Lock contention with console kthreads

public inbox for linux-serial@vger.kernel.org
 help / color / mirror / Atom feed

* Lock contention with console kthreads
@ 2025-09-09 20:14 Andrew Murray
  2025-09-10  9:14 ` Petr Mladek
  0 siblings, 1 reply; 4+ messages in thread
From: Andrew Murray @ 2025-09-09 20:14 UTC (permalink / raw)
  To: John Ogness, senozhatsky, pmladek, rostedt
  Cc: linux-serial, Andrew Murray, Michael Cobb

Hello,

Since commit 5f53ca3ff83b ("printk: Implement legacy printer kthread
for PREEMPT_RT"), and only when PREEMPT_RT is enabled, legacy consoles
use a kthread to write out to the device. This is beneficial for boot
time when using a slow console such as a serial port. However, this
gain can be short-lived as console_on_rootfs in init/main.c appears to
act as a synchronisation point.

legacy_kthread_func holds console_lock when flushing, and is held for
a long period of time during boot. Towards the end of boot,
console_on_rootfs is called which calls filp_open("/devconsole"). This
does a tty_lookup_driver which uses the console_device function to
obtain the tty_driver. console_device attempts to acquire
console_lock. At this point in time, with a (very) slow UART, progress
through kernel_init_freeable is halted waiting for the lock,
eliminating the gains of offloading to a kthread. If this could be
avoided, then boot time would be improved.

I also see something similar with an nbcon console (with
b63e6f60eab45b16a1bf734fef9035a4c4187cd5 on 8250), with
console_on_rootfs being held up by the writeout, as far as I can tell
this is due to lock contention in many places, for example with long
delays acquiring uart_port_lock_irq.

These issues can easily be reproduced by adding 'initcall_debug=1
loglevel=10' on a 8250 console at 9600 bps.

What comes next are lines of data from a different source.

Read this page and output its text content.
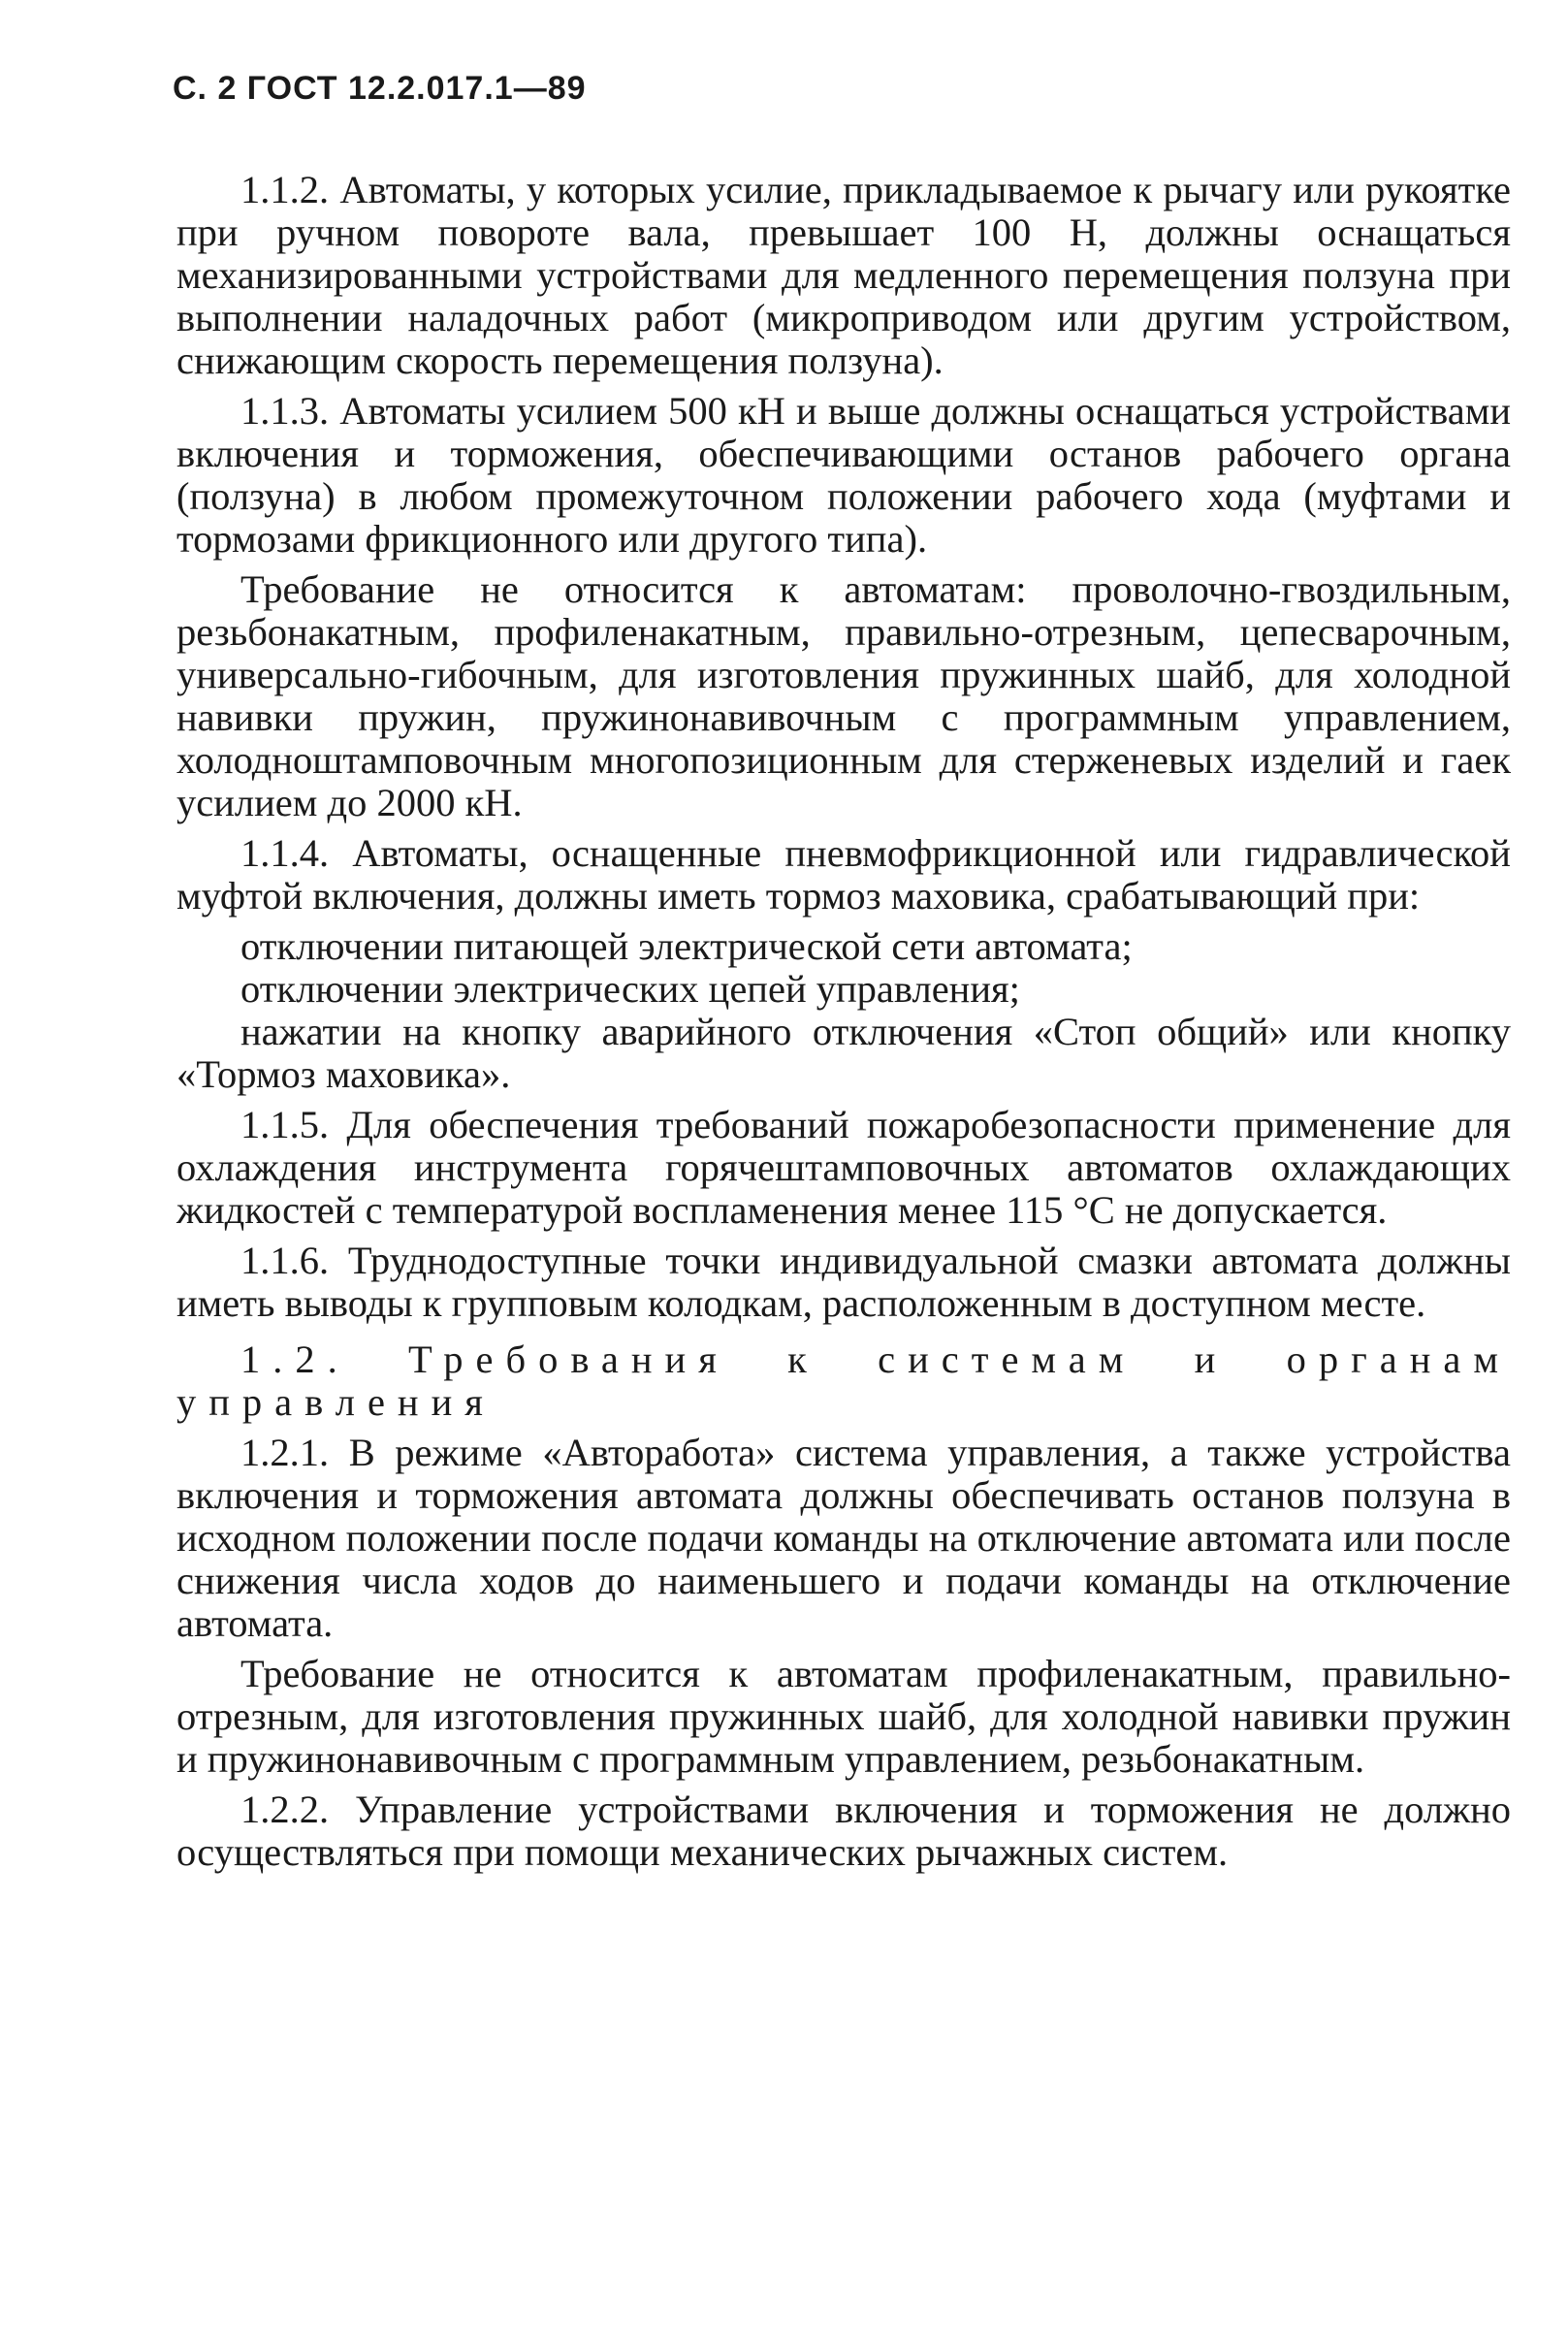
С. 2 ГОСТ 12.2.017.1—89

1.1.2. Автоматы, у которых усилие, прикладываемое к рычагу или рукоятке при ручном повороте вала, превышает 100 Н, должны оснащаться механизированными устройствами для медленного перемещения ползуна при выполнении наладочных работ (микроприводом или другим устройством, снижающим скорость перемещения ползуна).

1.1.3. Автоматы усилием 500 кН и выше должны оснащаться устройствами включения и торможения, обеспечивающими останов рабочего органа (ползуна) в любом промежуточном положении рабочего хода (муфтами и тормозами фрикционного или другого типа).

Требование не относится к автоматам: проволочно-гвоздильным, резьбонакатным, профиленакатным, правильно-отрезным, цепесварочным, универсально-гибочным, для изготовления пружинных шайб, для холодной навивки пружин, пружинонавивочным с программным управлением, холодноштамповочным многопозиционным для стерженевых изделий и гаек усилием до 2000 кН.

1.1.4. Автоматы, оснащенные пневмофрикционной или гидравлической муфтой включения, должны иметь тормоз маховика, срабатывающий при:

отключении питающей электрической сети автомата;

отключении электрических цепей управления;

нажатии на кнопку аварийного отключения «Стоп общий» или кнопку «Тормоз маховика».

1.1.5. Для обеспечения требований пожаробезопасности применение для охлаждения инструмента горячештамповочных автоматов охлаждающих жидкостей с температурой воспламенения менее 115 °С не допускается.

1.1.6. Труднодоступные точки индивидуальной смазки автомата должны иметь выводы к групповым колодкам, расположенным в доступном месте.

1.2. Требования к системам и органам управления

1.2.1. В режиме «Авторабота» система управления, а также устройства включения и торможения автомата должны обеспечивать останов ползуна в исходном положении после подачи команды на отключение автомата или после снижения числа ходов до наименьшего и подачи команды на отключение автомата.

Требование не относится к автоматам профиленакатным, правильно-отрезным, для изготовления пружинных шайб, для холодной навивки пружин и пружинонавивочным с программным управлением, резьбонакатным.

1.2.2. Управление устройствами включения и торможения не должно осуществляться при помощи механических рычажных систем.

I know the legacy printer and nbcon work relate to PREEMPT_RT rather
than boot time, and so I thought I'd point out my observations as it
seems we're pretty close to getting boot time benefits from this work
as well.

Assuming my observations are correct, are these known issues, is there
any interest in accepting patches to address them? Or pointers for a
direction forward?

Andrew Murray

^ permalink raw reply	[flat|nested] 4+ messages in thread

* Re: Lock contention with console kthreads
  2025-09-09 20:14 Lock contention with console kthreads Andrew Murray
@ 2025-09-10  9:14 ` Petr Mladek
  2025-09-10  9:39   ` John Ogness
  0 siblings, 1 reply; 4+ messages in thread
From: Petr Mladek @ 2025-09-10  9:14 UTC (permalink / raw)
  To: Andrew Murray
  Cc: John Ogness, senozhatsky, rostedt, linux-serial, Michael Cobb

On Tue 2025-09-09 21:14:21, Andrew Murray wrote:
> Hello,
> 
> Since commit 5f53ca3ff83b ("printk: Implement legacy printer kthread
> for PREEMPT_RT"), and only when PREEMPT_RT is enabled, legacy consoles
> use a kthread to write out to the device. This is beneficial for boot
> time when using a slow console such as a serial port. However, this
> gain can be short-lived as console_on_rootfs in init/main.c appears to
> act as a synchronisation point.
> 
> legacy_kthread_func holds console_lock when flushing, and is held for
> a long period of time during boot.

This is the main principle of the legacy loop.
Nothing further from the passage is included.